Alan membenarkan letak kacamatanya yang turun. "Tidak perlu ikut campur."
"Cih, dingin sekali. Padahal ada orang yang baik hati ingin membantu," cibir Casey, Alan tak merespon kembali fokus pada bukunya. Walaupun pikirannya berkecamuk karena curiga wanita yang ada di depannya sekarang ini kenapa bisa dengan mudahnya mengetahui perasaannya pada Erica begitu mudah dan tepat. Alan beralih menatap Casey. "Apa ... ada pria yang disukai ... Erica?"

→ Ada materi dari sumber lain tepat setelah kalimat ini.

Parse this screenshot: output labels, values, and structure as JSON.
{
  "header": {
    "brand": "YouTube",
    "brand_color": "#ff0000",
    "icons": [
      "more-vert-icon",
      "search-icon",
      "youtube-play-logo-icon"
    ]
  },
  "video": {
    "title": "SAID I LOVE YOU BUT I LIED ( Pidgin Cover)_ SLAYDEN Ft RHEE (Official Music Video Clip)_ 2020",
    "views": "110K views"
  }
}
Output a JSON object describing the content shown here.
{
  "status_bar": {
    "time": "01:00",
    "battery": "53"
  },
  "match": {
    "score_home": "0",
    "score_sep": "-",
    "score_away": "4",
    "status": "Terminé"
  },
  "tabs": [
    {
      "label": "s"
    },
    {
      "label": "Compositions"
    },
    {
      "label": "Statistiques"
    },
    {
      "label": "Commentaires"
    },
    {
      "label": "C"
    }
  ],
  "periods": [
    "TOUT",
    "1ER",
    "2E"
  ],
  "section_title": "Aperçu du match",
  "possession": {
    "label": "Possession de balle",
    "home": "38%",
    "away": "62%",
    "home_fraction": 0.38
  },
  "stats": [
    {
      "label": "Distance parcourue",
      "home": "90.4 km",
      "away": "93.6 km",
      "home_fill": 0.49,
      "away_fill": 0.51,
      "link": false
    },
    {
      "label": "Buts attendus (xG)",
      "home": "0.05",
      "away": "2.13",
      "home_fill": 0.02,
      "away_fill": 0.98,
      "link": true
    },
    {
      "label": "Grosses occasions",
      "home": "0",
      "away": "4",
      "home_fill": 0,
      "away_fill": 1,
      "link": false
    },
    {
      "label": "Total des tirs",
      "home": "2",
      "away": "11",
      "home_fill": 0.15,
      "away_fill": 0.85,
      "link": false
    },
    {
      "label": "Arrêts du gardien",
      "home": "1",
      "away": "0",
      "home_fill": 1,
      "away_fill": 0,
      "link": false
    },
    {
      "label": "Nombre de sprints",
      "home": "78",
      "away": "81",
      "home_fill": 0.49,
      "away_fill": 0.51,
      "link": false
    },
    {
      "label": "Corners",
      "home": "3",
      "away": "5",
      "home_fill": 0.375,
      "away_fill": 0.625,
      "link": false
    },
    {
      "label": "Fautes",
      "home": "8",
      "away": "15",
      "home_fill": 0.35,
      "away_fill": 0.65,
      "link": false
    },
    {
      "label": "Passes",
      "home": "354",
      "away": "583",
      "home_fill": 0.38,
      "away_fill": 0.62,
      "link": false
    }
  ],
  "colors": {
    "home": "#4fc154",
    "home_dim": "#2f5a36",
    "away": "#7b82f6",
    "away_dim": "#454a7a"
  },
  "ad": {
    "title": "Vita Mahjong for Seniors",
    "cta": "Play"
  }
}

"Sekarang kau ingin tahu? Memangnya apa urusannya denganmu?" Casey memutar balikkan perkataan Alan sebelumnya.
"Lupakan."
"Sebenarnya aku merasa kau cocok dengannya. Jadi menurutku daripada hanya mengamati dari jauh, kenapa tidak memberanikan diri untuk lebih dekat lagi? Tidak perlu denial, aku bisa membantu. Lagipula bukankah kalian sering dijodohkan oleh anak-anak lain? Kupikir akan lebih mudah." Casey masih berusaha membuat Alan tertarik. Pria itu terlihat memikirkan apa yang dikatakan oleh Casey. Sebenarnya bukan tidak berani untuk mendekati Erica, hanya saja ia merasa dirinya sudah cukup melihat senyum gadis itu dari jauh. Ia tidak terlalu banyak berharap. Tapi setelah dipikir, jika Erica bersama dengan pria lain entah kenapa hatinya tak rela.
Di sisi lain, Casey heran kenapa pria sekelas Alan yang tak berbeda jauh dengan Eric, wajah yang tampan, pintar, cool, kenapa bisa jatuh cinta pada gadis ular seperti Erica? Apa Alan sama sekali tidak tahu kepribadian asli gadis itu? Sebenarnya Casey jadi tidak rela untuk menjodohkan mereka karena Alan terlalu baik untuk gadis itu. Namun, hanya Alan yang bisa menjadi rencana B untuknya.
"Kenapa kau sampai susah payah untuk memberitahuku?" tanya Alan ingin mengetahui alasannya.
"Tidak susah payah, kok. Aku memang senang membantu," jawab Casey pencitraan. Tentu saja perkataannya sangat berkebalikan dengan kenyataan.
"Lebih tepatnya senang mencampuri urusan orang lain," balas Alan membuat Casey seperti mendapat hujaman panah dari langit. Sangat tertohok.
Ponsel Casey menyala, ada sebuah pesan masuk dari Erica yang menanyakan posisinya ada di mana. Casey tersenyum miring, jari lentiknya aktif membalas pesan tersebut. "Erica akan ke sini. Mungkin kau bisa memulainya dari sekarang?"
"Apa?" Alan menoleh ke luar jendela, Erica sudah tak ada di sana.
"Semangat~" goda Casey seraya tersenyum manis.